Dean R. Koontz – Seytanin Dansi

Ellen Straker karavanın küçük mutfağında oturmuş, beşikten gelen garip seslere kulak vermemeye çalışarak gecenin sesini dinliyordu. Karavanın bulunduğu alandaki büyük çam ve meşe ağaçları rüzgârda sallanıyor, yaprakları korku filmlerindekine benzer sesler çıkarıyordu. Bulutlarla kaplanan bu ağustos gecesinde Pennsylvania’da fırtına çıkmış ve birkaç damla yağmur da yağmaya başlamıştı. Panayırın sesi duyuluyordu. Rüzgârın ve panayırın sesine karşın Ellen küçük karavanın arka tarafındaki beşikten gelen tuhaf sesleri duyabiliyordu. Sanki bir el beşiği tırmalıyor, sonra da derin derin soluk alma sesleri duyuluyordu. Genç kadın vargücüyle beşikten gelen sesleri bastırmaya çalışsa da doğrusu pek başarılı olamıyordu. Başı hafifçe dönüyor, midesi bulanıyordu. Bunun nedeni büyük bir olasılıkla aldığı aşırı alkoldendi. Aslında içkiye öyle düşkün biri değildi ama son bir saat içinde dört kadeh viski içmişti. Belki de altı. Şişeye kaç kez uzandığını anımsamıyordu. Titreyen ellerine baktı ve kafasındakini gerçekleştirmek için yeterince içip içmediğini anlamaya çalıştı. Birden uzaklarda bir yerde çakan şimşekle ortalık aydınlanı-verdi ve ardından gökgürültüsü duyuldu. Ellen bakışlarını yavaşça beşiğe doğru çevirirken artık korku, yerini öfkeye bırakmıştı.

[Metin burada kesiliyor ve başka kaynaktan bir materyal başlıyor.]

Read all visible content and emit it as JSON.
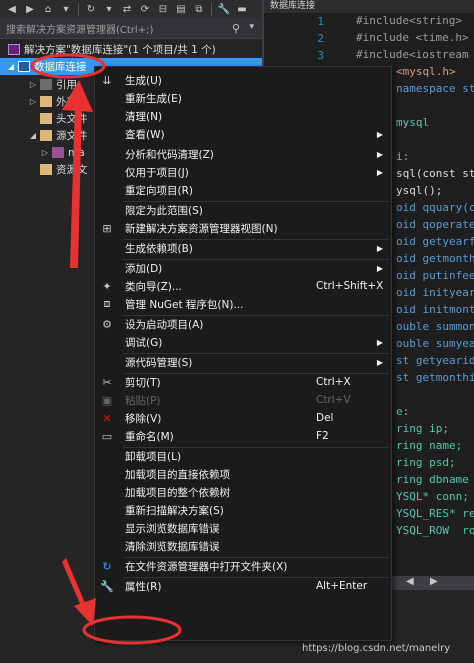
{
  "explorer": {
    "search_placeholder": "搜索解决方案资源管理器(Ctrl+;)",
    "solution_label": "解决方案\"数据库连接\"(1 个项目/共 1 个)",
    "project_label": "数据库连接",
    "children": [
      "引用",
      "外部依",
      "头文件",
      "源文件",
      "ma",
      "资源文"
    ]
  },
  "editor": {
    "tab_label": "数据库连接",
    "line_numbers": [
      "1",
      "2",
      "3"
    ],
    "code_lines": [
      "#include<string>",
      "#include <time.h>",
      "#include<iostream",
      "<mysql.h>",
      "namespace st",
      "",
      "mysql",
      "",
      "i:",
      "sql(const str",
      "ysql();",
      "oid qquary(co",
      "oid qoperate",
      "oid getyearfe",
      "oid getmonthi",
      "oid putinfee",
      "oid inityear",
      "oid initmontl",
      "ouble summon",
      "ouble sumyear",
      "st getyearid",
      "st getmonthi",
      "",
      "e:",
      "ring ip;",
      "ring name;",
      "ring psd;",
      "ring dbname",
      "YSQL* conn;",
      "YSQL_RES* re",
      "YSQL_ROW  row"
    ]
  },
  "menu": {
    "items": [
      {
        "icon": "build-icon",
        "label": "生成(U)",
        "shortcut": ""
      },
      {
        "icon": "",
        "label": "重新生成(E)",
        "shortcut": ""
      },
      {
        "icon": "",
        "label": "清理(N)",
        "shortcut": ""
      },
      {
        "icon": "",
        "label": "查看(W)",
        "shortcut": "",
        "submenu": true
      },
      {
        "icon": "",
        "label": "分析和代码清理(Z)",
        "shortcut": "",
        "submenu": true
      },
      {
        "icon": "",
        "label": "仅用于项目(J)",
        "shortcut": "",
        "submenu": true
      },
      {
        "icon": "",
        "label": "重定向项目(R)",
        "shortcut": ""
      },
      {
        "icon": "",
        "label": "限定为此范围(S)",
        "shortcut": ""
      },
      {
        "icon": "new-view-icon",
        "label": "新建解决方案资源管理器视图(N)",
        "shortcut": ""
      },
      {
        "icon": "",
        "label": "生成依赖项(B)",
        "shortcut": "",
        "submenu": true
      },
      {
        "icon": "",
        "label": "添加(D)",
        "shortcut": "",
        "submenu": true
      },
      {
        "icon": "class-wizard-icon",
        "label": "类向导(Z)...",
        "shortcut": "Ctrl+Shift+X"
      },
      {
        "icon": "nuget-icon",
        "label": "管理 NuGet 程序包(N)...",
        "shortcut": ""
      },
      {
        "icon": "gear-icon",
        "label": "设为启动项目(A)",
        "shortcut": ""
      },
      {
        "icon": "",
        "label": "调试(G)",
        "shortcut": "",
        "submenu": true
      },
      {
        "icon": "",
        "label": "源代码管理(S)",
        "shortcut": "",
        "submenu": true
      },
      {
        "icon": "scissors-icon",
        "label": "剪切(T)",
        "shortcut": "Ctrl+X"
      },
      {
        "icon": "paste-icon",
        "label": "粘贴(P)",
        "shortcut": "Ctrl+V",
        "disabled": true
      },
      {
        "icon": "remove-icon",
        "label": "移除(V)",
        "shortcut": "Del"
      },
      {
        "icon": "rename-icon",
        "label": "重命名(M)",
        "shortcut": "F2"
      },
      {
        "icon": "",
        "label": "卸载项目(L)",
        "shortcut": ""
      },
      {
        "icon": "",
        "label": "加载项目的直接依赖项",
        "shortcut": ""
      },
      {
        "icon": "",
        "label": "加载项目的整个依赖树",
        "shortcut": ""
      },
      {
        "icon": "",
        "label": "重新扫描解决方案(S)",
        "shortcut": ""
      },
      {
        "icon": "",
        "label": "显示浏览数据库错误",
        "shortcut": ""
      },
      {
        "icon": "",
        "label": "清除浏览数据库错误",
        "shortcut": ""
      },
      {
        "icon": "refresh-folder-icon",
        "label": "在文件资源管理器中打开文件夹(X)",
        "shortcut": ""
      },
      {
        "icon": "wrench-icon",
        "label": "属性(R)",
        "shortcut": "Alt+Enter"
      }
    ]
  },
  "watermark": "https://blog.csdn.net/manelry",
  "colors": {
    "accent": "#3399ff",
    "annotation": "#e8322f",
    "menu_bg": "#1b1b1c"
  }
}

Kocasına, Conrad’a öfkeleniyordu. Daha sonra da kendine, başına bunca işi açtığı için. Günahının yadsınamaz bir kanıtı olduğu için de aslında en çok çocuğuna öfkeleniyordu. Varlığını unutabilmek için bir an önce onu öldürüp — 5 — ortadan kaldırmak istiyordu. Ama çocuğun hayatına son vermeden önce iyice içmek zorunda olduğunun farkındaydı. Hazır olduğunu düşündü. Başı hafifçe dönerek yerinden kalkıp eviyeye doğru gitti. Kadehinde erimekte olan buz parçalarını eviyeye boşaltıp, bardağını yıkadı. Musluktan akan tazyikli suyun sesine karşın hâlâ çocuğun sesini duyabiliyordu. Tıslıyordu. Beşikten dışarı çıkmak istercesine küçük parmaklarıyla beşiğin kenarına tutunmaya çalışıyordu. Hayır. Elbette düş görüyordu. Suyun sesinden bu tür sesleri duyması olanaksızdı. Musluğu kapattı.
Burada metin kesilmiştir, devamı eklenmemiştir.